Le coup de coeur de my&.com: Le jardin coréen, tellement mignon avec une collection d’azalées étonnantes de délicatesse et de légèreté. La profusion laisse une impression de cocon tout doux. On en vient à se dire que même les abeilles, bourdons qui sont pléthore ici, ne nous attaqueront pas, tellement il y a à butiner tout autour de nous.

Saison d’art

Et puis, quand il y en a plus, il y en a encore ! Cette fois-ci, c’est dans la programmation de « Saison d’art ». Juste quand vous avez envie de dire stop, vous portez attention aux quelques œuvres aperçues au loin à votre arrivée. Vous retombez donc sur des propositions épatantes qui montrent toute la puissance de l’ouvrage d’art, le travail du bois ou du métal. Et vous êtes, là encore, sous le charme pensant qu’il y aura sans doute un prochain voyage à programmer…

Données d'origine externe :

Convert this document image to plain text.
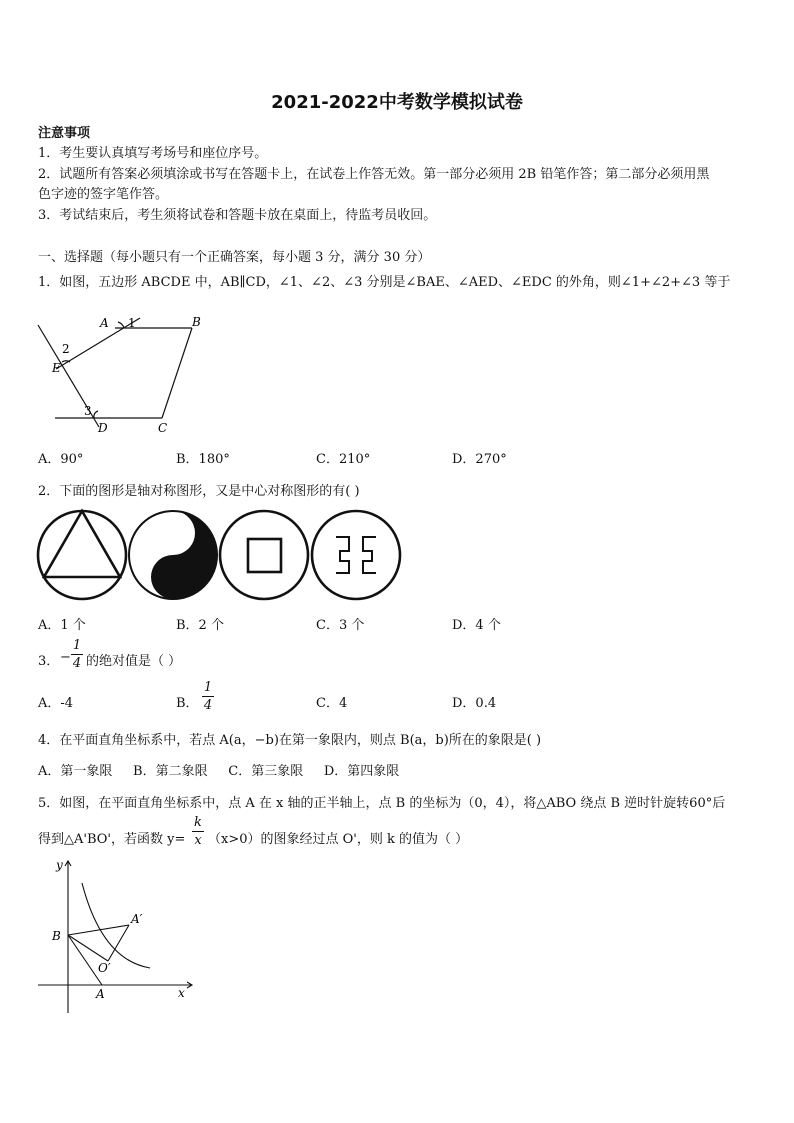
2021-2022中考数学模拟试卷
注意事项
1．考生要认真填写考场号和座位序号。
2．试题所有答案必须填涂或书写在答题卡上，在试卷上作答无效。第一部分必须用 2B 铅笔作答；第二部分必须用黑
色字迹的签字笔作答。
3．考试结束后，考生须将试卷和答题卡放在桌面上，待监考员收回。
一、选择题（每小题只有一个正确答案，每小题 3 分，满分 30 分）
1．如图，五边形 ABCDE 中，AB∥CD，∠1、∠2、∠3 分别是∠BAE、∠AED、∠EDC 的外角，则∠1+∠2+∠3 等于
A 1	B
2
E
3
D	C
A．90°	B．180°	C．210°	D．270°
2．下面的图形是轴对称图形，又是中心对称图形的有( )
A．1 个	B．2 个	C．3 个	D．4 个
3． −
1
4 的绝对值是（ ）
A．-4	B．
1
4	C．4	D．0.4
4．在平面直角坐标系中，若点 A(a，−b)在第一象限内，则点 B(a，b)所在的象限是( )
A．第一象限     B．第二象限     C．第三象限     D．第四象限
5．如图，在平面直角坐标系中，点 A 在 x 轴的正半轴上，点 B 的坐标为（0，4），将△ABO 绕点 B 逆时针旋转60°后
得到△A'BO'，若函数 y=
k
x （x>0）的图象经过点 O'，则 k 的值为（ ）
y
x
B
A
A′
O′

Les coups de coeurs de my&.com : les deux boules, deux œuvres distinctes, deux matières différentes, mais qui se répondent de façon tellement évidente. La majestueuse sphère de Klaus Pinter En plein midi (sous l’auvent des écuries) que l’on imagine presque roulant et emportant tout sur son chemin entrant en résonance avec sa cousine de bois piquante de rondeur Géométrie discursive de Vincent Mauger. Que c’est beau !

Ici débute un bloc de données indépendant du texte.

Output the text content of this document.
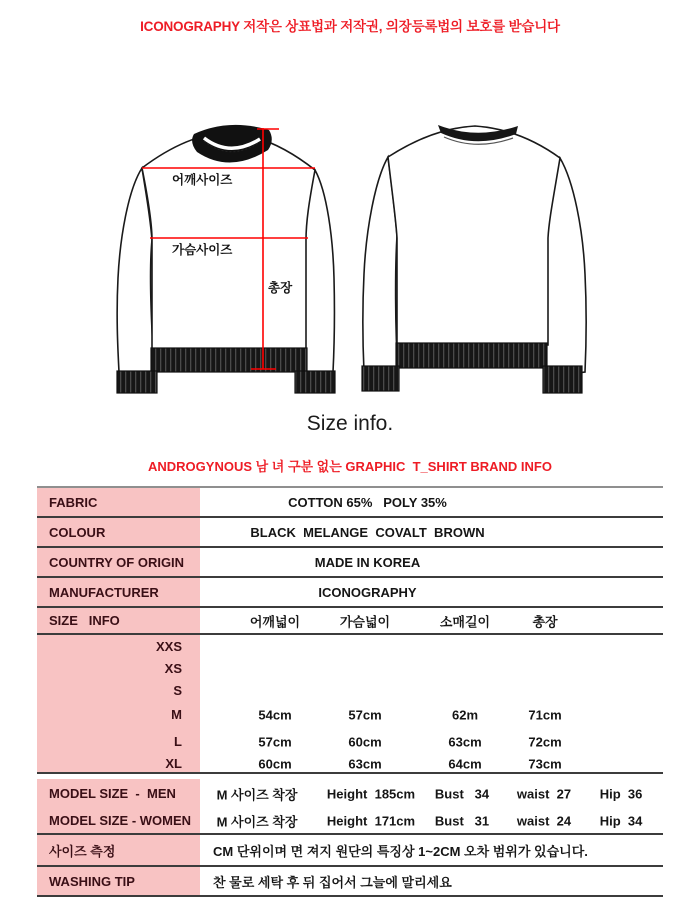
ICONOGRAPHY 저작은 상표법과 저작권, 의장등록법의 보호를 받습니다
어깨사이즈
가슴사이즈
총장
Size info.
ANDROGYNOUS 남 녀 구분 없는 GRAPHIC  T_SHIRT BRAND INFO
FABRIC	COTTON 65%   POLY 35%
COLOUR	BLACK  MELANGE  COVALT  BROWN
COUNTRY OF ORIGIN	MADE IN KOREA
MANUFACTURER	ICONOGRAPHY
SIZE   INFO	어깨넓이	가슴넓이	소매길이	총장
XXS
XS
S
M	54cm	57cm	62m	71cm
L	57cm	60cm	63cm	72cm
XL	60cm	63cm	64cm	73cm
MODEL SIZE  -  MEN	M 사이즈 착장	Height  185cm Bust   34 waist  27	Hip  36
MODEL SIZE - WOMEN	M 사이즈 착장	Height  171cm Bust   31 waist  24	Hip  34
사이즈 측정	CM 단위이며 면 져지 원단의 특징상 1~2CM 오차 범위가 있습니다.
WASHING TIP	찬 물로 세탁 후 뒤 집어서 그늘에 말리세요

Infos pratiques de my&.com

  • Château de Chaumont-sur-Loire : suivre les flèches depuis la sortie d’Autoroute de Blois. Si vous vous garez au centre de Chaumont, vous arrivez sur le Parc historique du Château, si vous vous garez sur les hauteurs, vous arrivez sur le Parc du festival, par les dépendances.
  • Tarif Adulte : 18 euros
  • Durée de la visite : 5 heures (sans la visite du château) pour les trois parcs arborés
  • Jolie boutique dans une serre
  • Bonnes glaces et sorbets aux goûts originaux et raccords avec les lieux. On vous les laisse découvrir.